Mais le tweet a un grand avantage : celui de pouvoir révéler la véritable nature de celui qui l’émet, et il s’agit le plus souvent d’irréflexion, de méconnaissance, d’émotivité superficielle, de vulgarité, de haine et d’idiotie. On sait ce que les gazouillis ont révélé de la nature de Trump et dans un de ses derniers, il se qualifie "non pas d'intelligent, mais de génie. Et un génie très mentalement stable! ".
Aussi je fais amende honorable, le réseau twitter est indispensable comme révélateur de la connerie humaine.

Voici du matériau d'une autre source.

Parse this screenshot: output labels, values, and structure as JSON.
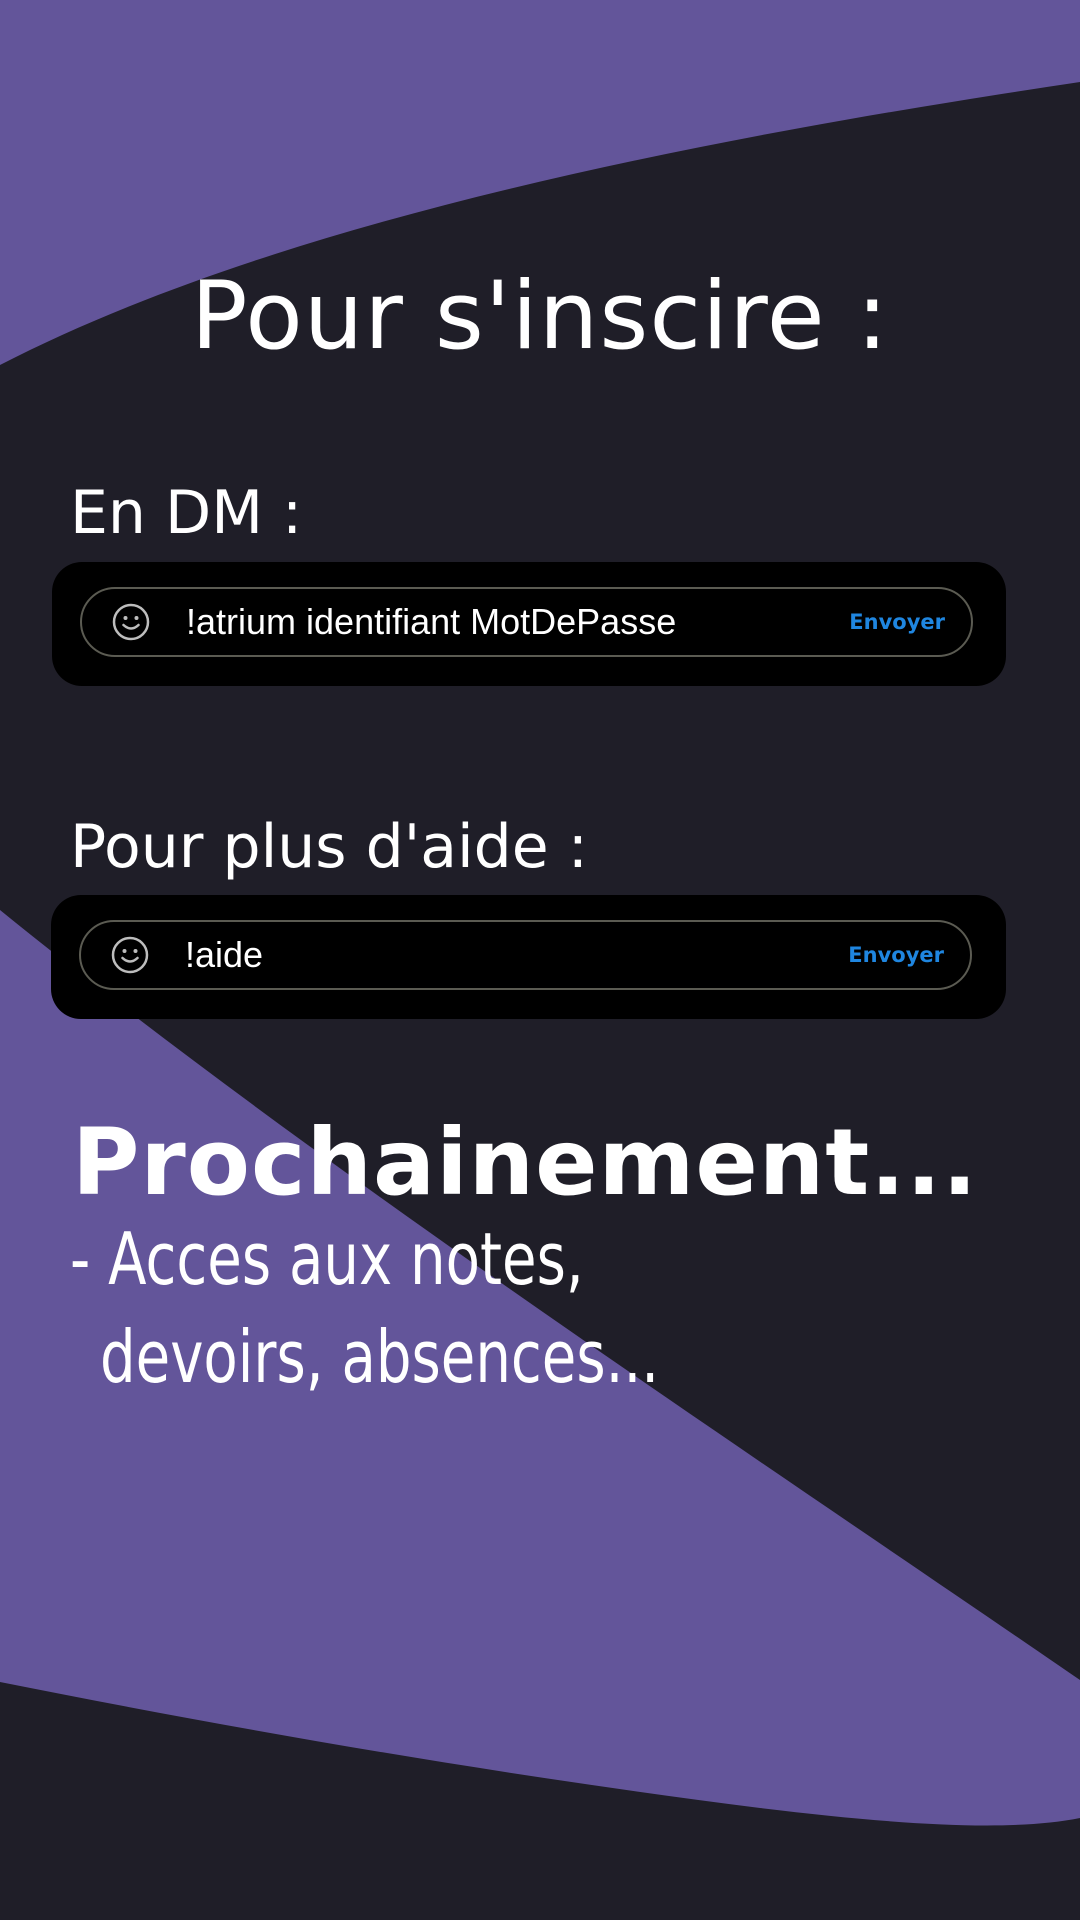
{
  "colors": {
    "background": "#1f1e28",
    "accent_purple": "#63559a",
    "panel": "#000000",
    "field_border": "#5b5b52",
    "send": "#1f86e0",
    "text": "#ffffff"
  },
  "title": "Pour s'inscire :",
  "dm_section": {
    "label": "En DM :",
    "input_icon": "smile-icon",
    "command": "!atrium identifiant MotDePasse",
    "send_label": "Envoyer"
  },
  "help_section": {
    "label": "Pour plus d'aide :",
    "input_icon": "smile-icon",
    "command": "!aide",
    "send_label": "Envoyer"
  },
  "upcoming": {
    "title": "Prochainement...",
    "lines": [
      "- Acces aux notes,",
      "devoirs, absences..."
    ]
  }
}
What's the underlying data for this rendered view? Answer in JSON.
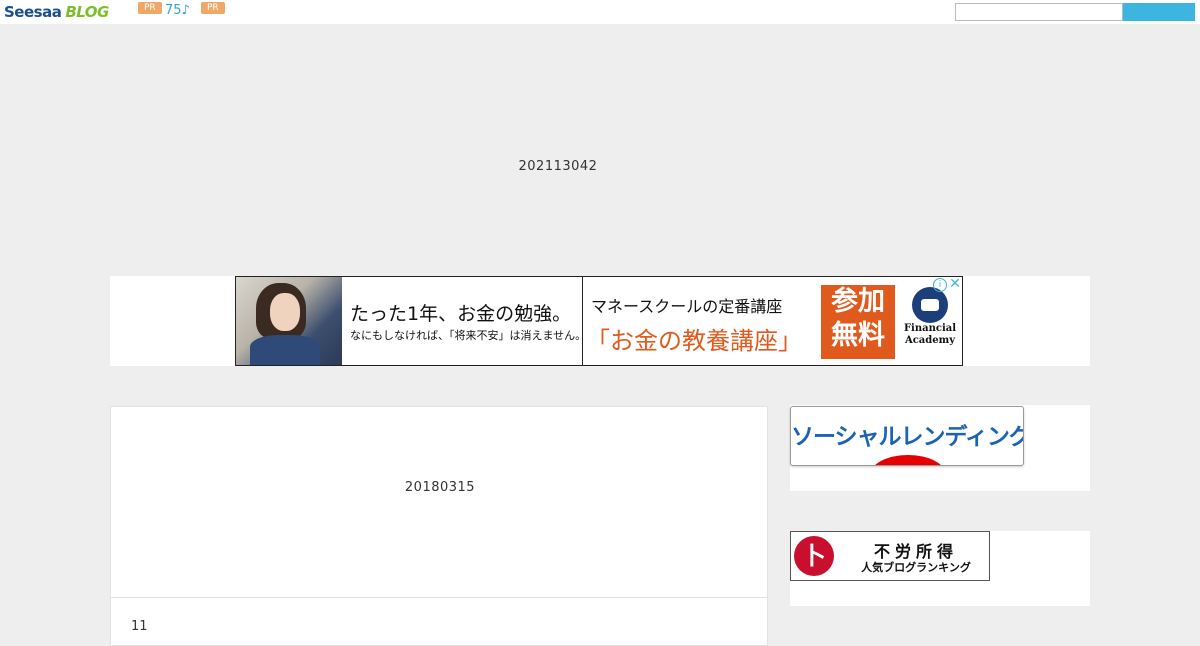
{
  "header": {
    "logo_main": "Seesaa",
    "logo_sub": "BLOG",
    "pr_badge_1": "PR",
    "music_count": "75♪",
    "pr_badge_2": "PR",
    "search": {
      "value": "",
      "placeholder": "",
      "button_label": ""
    }
  },
  "blog": {
    "title": "202113042"
  },
  "ad": {
    "headline": "たった1年、お金の勉強。",
    "subline": "なにもしなければ、「将来不安」は消えません。",
    "school": "マネースクールの定番講座",
    "course": "「お金の教養講座」",
    "free_line1": "参加",
    "free_line2": "無料",
    "brand_line1": "Financial",
    "brand_line2": "Academy",
    "info_icon": "info-icon",
    "close_icon": "close-icon"
  },
  "article": {
    "date": "20180315",
    "text": "11"
  },
  "sidebar": {
    "banner_social_label": "ソーシャルレンディング",
    "ranking_badge": "卜",
    "ranking_title": "不労所得",
    "ranking_sub": "人気ブログランキング"
  },
  "colors": {
    "background": "#eeeeee",
    "search_button": "#3cb6e0",
    "ad_accent": "#e05a1e",
    "pr_badge": "#f0a868"
  }
}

Pour étayer mon propos, la révélation récente de la teneur des tweets anciens (pendant son séjour à l’ENA) du nouveau porte-parole de LREM, Rayan Nezzar, professeur d’économie, s’il vous plait, montre la classe réelle de l’individu. Même s’il s’est empressé d’en effacer 5000 depuis qu’il a été promu, sans doute de la même veine, les gazouillis retrouvés par BuzzFeed sont de l’ordre de l’insulte vulgaire à l’égard des journalistes ou du personnel politique : pute, fiotte, poufiasse, zéro couille ou couille molle et « niquer sa mère » ne manque évidemment pas dans cette panoplie de grande classe.
Le nouveau promu aura beau s’excuser, ses tweets spontanés (et imprudents) révèlent bien sa nature profonde : une fiotte diplômée, en utilisant son expression. On est ce que l’on écrit, le lieu et le moment de l’écriture importent peu.